In many homes across Australia there lurks a hidden and often unthought of danger. Children have died or suffered permanent brain damage as a result of this hazard. Innocently playing near windows with venetian blinds, plantation blinds, roman blinds and others with exposed cords, the child gets caught in the cords and it’s too late to save them from strangulation after less than a minute.

In the USA one child a month suffers this terrible fate. At one stage in 2012 over 50 million blind units were recalled on the basis of this serious safety risk. In the USA, as in Australia, there is now legislation prescribing stringent safety precautions for anyone selling such blinds. Products must now carry a warning on all packaging and retailers stock a range of devices used to contain the cords and put them out of reach of children. Many of these devices are simplistic, being either cleats attached to the wall or architrave, or a winding device that retracts excess cord.

The most effective devices are those that apply the KISS principal – Keep It Simple Stupid – where it is simply a matter of winding the cord up and removing child access effectively. Nothing complicated, nothing exposed and well out of reach.

Cordaway is the latest product designed to provide complete safety and peace of mind to parents who have exposed internal blind cords in their homes.

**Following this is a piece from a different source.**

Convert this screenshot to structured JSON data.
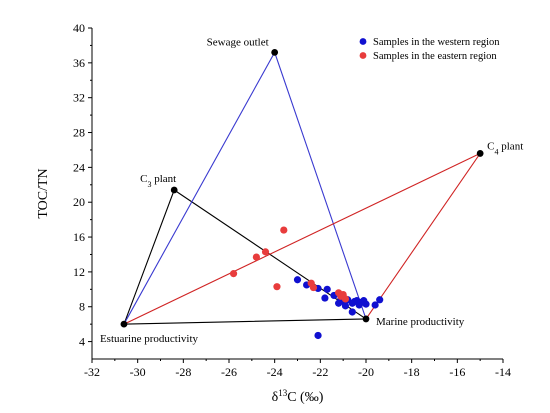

An attractive unit in a muted white tone or similar, the backing plate is screwed onto the window architrave or adjacent wall. The cords are wound on and the unit top is snap shut. A child can neither reach the unit nor open it.

The Cordaway group are looking to ensure that the unit is packaged and included in all new blind units with cords sold. Very easy to fit, it’s a fantastic device that ultimately will save lives.